Vigilia di allerta e tensione, con i cieli chiusi, i reparti anti-terrorismo schierati e le ultime bonifiche in corso, nella Roma blindata che si prepara all’apertura della Porta Santa. Il Campidoglio ha ufficializzato il piano della mobilità che prevede il potenziamento di bus e metropolitana ed esteso i divieti per risciò e promoter turistici ambulanti (i cosiddetti “saltafila”) anche alla zona di San Pietro.

Due sono le aree di massima sicurezza, una a San Pietro e l’altra a piazza di Spagna con divieti di sosta e di transito che sono già scattati, linee bus deviate. In giornata una altro  tavolo tecnico presieduto dal questore Nicolo D’Angelo definirà le  ultime misure legate agli eventi religiosi. L’afflusso dei pellegrini per assistere alla cerimonia di apertura della Porta Santa che dà il via al Giubileo inizierà alle 6.30 di domani: in migliaia arriveranno alla stazione metro Lepanto che per l’occasione cambierà nome in “Lepanto-Vaticano”.

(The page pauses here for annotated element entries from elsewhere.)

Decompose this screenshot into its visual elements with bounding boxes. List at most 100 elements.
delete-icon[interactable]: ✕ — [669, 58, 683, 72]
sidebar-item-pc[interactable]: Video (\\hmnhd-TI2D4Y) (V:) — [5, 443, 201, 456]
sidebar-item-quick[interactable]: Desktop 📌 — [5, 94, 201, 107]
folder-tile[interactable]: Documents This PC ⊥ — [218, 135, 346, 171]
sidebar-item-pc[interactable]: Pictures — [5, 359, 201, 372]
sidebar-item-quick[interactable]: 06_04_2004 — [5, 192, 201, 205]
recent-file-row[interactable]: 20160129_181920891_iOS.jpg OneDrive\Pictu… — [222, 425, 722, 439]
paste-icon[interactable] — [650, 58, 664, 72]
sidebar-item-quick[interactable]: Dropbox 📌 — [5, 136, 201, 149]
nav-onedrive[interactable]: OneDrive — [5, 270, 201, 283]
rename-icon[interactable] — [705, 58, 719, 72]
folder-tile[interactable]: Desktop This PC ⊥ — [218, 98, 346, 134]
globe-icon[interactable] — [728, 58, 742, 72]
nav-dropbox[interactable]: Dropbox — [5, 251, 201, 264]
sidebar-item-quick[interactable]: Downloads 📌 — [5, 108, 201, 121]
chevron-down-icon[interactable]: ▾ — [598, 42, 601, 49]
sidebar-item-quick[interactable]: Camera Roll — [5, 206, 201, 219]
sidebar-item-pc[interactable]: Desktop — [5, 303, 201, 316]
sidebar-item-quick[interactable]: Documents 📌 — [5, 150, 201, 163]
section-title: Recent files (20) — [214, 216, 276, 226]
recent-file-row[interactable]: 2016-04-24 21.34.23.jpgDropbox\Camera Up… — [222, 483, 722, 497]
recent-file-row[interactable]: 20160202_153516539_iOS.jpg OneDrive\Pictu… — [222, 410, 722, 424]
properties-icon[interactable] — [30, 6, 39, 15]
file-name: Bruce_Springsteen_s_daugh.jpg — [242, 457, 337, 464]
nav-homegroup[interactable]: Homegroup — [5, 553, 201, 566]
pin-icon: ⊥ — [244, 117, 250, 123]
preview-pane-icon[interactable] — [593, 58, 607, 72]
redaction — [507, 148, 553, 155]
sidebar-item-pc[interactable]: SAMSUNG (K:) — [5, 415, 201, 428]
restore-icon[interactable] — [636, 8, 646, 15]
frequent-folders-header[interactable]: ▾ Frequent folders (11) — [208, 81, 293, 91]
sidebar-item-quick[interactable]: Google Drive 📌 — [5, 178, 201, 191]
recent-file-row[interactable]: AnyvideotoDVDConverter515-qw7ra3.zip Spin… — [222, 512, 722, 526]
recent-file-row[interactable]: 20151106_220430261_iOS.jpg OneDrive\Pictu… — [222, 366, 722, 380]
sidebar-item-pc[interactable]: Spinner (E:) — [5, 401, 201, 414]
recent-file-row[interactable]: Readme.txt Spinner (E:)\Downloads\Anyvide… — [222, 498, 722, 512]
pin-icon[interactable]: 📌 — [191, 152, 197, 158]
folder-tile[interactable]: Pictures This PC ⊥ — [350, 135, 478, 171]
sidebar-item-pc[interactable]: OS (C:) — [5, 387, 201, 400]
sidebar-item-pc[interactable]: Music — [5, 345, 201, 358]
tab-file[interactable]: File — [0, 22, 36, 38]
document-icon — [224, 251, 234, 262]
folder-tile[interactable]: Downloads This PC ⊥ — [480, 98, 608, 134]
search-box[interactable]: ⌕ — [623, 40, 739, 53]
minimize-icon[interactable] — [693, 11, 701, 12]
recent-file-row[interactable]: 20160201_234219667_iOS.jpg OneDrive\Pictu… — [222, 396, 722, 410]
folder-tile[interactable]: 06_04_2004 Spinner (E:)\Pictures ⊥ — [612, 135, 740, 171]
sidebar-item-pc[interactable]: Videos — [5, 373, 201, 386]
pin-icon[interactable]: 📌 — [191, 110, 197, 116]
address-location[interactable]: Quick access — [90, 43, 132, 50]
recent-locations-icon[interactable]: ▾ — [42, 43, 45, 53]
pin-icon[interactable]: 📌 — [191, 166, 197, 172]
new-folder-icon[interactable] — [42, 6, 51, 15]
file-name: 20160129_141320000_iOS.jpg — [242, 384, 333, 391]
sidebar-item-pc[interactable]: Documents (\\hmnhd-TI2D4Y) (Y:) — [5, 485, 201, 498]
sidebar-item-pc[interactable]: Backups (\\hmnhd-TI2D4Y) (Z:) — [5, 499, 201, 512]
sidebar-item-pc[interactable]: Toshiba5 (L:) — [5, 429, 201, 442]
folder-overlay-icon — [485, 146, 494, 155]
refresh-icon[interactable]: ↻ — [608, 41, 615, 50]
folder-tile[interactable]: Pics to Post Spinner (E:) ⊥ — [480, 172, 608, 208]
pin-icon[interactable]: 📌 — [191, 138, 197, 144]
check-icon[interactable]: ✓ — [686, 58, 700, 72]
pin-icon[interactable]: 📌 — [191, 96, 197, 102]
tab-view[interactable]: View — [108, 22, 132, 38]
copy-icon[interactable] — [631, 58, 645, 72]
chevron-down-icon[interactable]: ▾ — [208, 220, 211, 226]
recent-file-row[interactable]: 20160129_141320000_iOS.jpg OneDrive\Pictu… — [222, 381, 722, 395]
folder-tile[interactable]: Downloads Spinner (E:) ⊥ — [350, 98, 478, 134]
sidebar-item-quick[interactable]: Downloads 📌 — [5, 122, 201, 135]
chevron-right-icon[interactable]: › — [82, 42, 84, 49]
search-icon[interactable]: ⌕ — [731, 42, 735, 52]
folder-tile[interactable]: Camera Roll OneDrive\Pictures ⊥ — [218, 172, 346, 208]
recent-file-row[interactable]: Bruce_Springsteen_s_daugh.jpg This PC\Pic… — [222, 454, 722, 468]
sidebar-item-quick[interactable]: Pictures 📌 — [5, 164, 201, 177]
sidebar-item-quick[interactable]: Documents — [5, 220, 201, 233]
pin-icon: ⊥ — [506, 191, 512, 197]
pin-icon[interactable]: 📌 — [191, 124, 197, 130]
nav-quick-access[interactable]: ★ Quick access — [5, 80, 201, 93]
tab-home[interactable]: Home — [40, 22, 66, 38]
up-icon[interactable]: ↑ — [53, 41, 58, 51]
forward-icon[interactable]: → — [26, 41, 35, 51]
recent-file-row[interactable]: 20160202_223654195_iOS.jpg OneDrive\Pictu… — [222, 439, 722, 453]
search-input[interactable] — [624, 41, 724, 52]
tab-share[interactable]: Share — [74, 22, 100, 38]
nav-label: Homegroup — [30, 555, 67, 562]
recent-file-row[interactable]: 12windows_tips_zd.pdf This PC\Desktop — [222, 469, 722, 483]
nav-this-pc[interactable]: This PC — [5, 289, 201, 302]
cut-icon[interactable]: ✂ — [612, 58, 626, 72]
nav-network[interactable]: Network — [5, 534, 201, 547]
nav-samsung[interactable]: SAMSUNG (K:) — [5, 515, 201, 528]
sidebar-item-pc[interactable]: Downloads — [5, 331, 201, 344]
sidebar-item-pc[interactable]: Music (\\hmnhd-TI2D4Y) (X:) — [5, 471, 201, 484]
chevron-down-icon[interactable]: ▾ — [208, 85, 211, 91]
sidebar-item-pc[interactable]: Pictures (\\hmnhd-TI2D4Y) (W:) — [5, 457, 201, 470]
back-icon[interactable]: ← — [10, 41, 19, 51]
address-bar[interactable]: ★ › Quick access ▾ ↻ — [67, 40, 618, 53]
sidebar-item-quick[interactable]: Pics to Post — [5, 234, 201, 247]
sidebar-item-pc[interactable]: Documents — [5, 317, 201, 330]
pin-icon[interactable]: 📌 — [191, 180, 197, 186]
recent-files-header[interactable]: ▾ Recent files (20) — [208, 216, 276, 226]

Mobilità– Per tutto dicembre il trasporto pubblico romano verrà potenziato con più corse di bus e metro durante le feste natalizie e nei fine settimana. Il piano speciale prenderà il via martedì in concomitanza con l’apertura dell’anno giubilare. Nel corso degli eventi giubilari, Roma Capitale ha disposto l’entrata in vigore del piano grandi eventi per i bus turistici. Nelle giornate dell’8, 13, 20 e 27 dicembre sarà possibile acquistare permessi giornalieri che consentiranno di prenotare un “parcheggio lunga sosta’” in cinque aree situate nelle vicinanze di stazioni ferroviarie, delle stazioni della metropolitana e del Vaticano. Nonostante una moratoria firmata dai sindacati, il governo è pronto a precettare in caso di scioperi.

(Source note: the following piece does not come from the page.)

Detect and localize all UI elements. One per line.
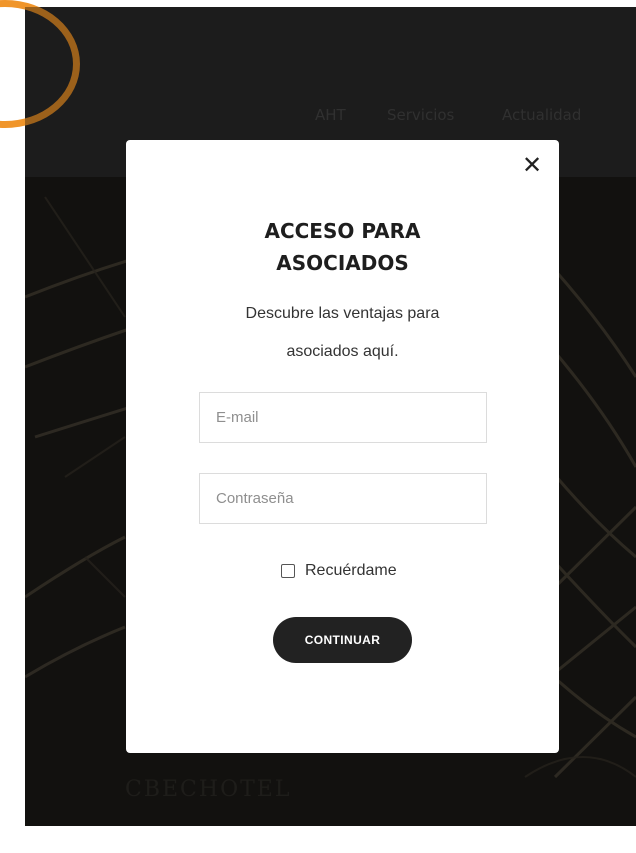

Sicurezza–  Appare già superpresidiata piazza San Pietro e tutta la zona circostante da forze dell’ordine e telecamere (circa 200 nuove sono state installate in centro nell’ultima settimana). «Oltre a 2250 uomini delle forze armate – ha detto il prefetto Franco Gabrielli – ce ne sono altri mille delle forze di polizia che si aggiungeranno». In campo anche 900 vigili. Gabrielli ha inoltre vietato per martedì di trasportare carburanti, Gpl e metano dentro il Grande raccordo anulare (Gra), mentre da oggi e fino a mercoledì 9 sono interdette armi, munizioni, esplosivi, sostanze esplodenti e gas tossici. Off limits l’accensione di fuochi d’artificio. Per l’8 dicembre c’è il divieto assoluto di sorvolo tra le 7 e le 19 in un’area circolare con un raggio di circa 10 km dal centro della città.

Cantieri–  Gran parte dei lavori avviati dal Campidoglio per il Giubileo saranno terminati entro fine gennaio, ha promesso Tronca, quindi l’inizio dell’Anno Santo a Roma si preannuncia a cantieri aperti. «Stiamo lavorando incessantemente – ha detto Tronca -. Quando il primo novembre ho assunto questa responsabilità non era aperto nessuno dei 31 cantieri previsti. Abbiamo proceduto a marce forzate: ad oggi sono aperti il 60% dei cantieri, in totale 18 su 31 e gli altri verranno aperti nei prossimi giorni».

Sanità – Nelle strutture sanitarie della Capitale sono stati riservati 300 posti letto per situazioni di crisi e anche altri in strutture militari». Ha affermato Gabrielli che «in caso di attentato abbiamo posti disponibili nei pronto soccorso, 13 pronto soccorso sono stati resi operativi».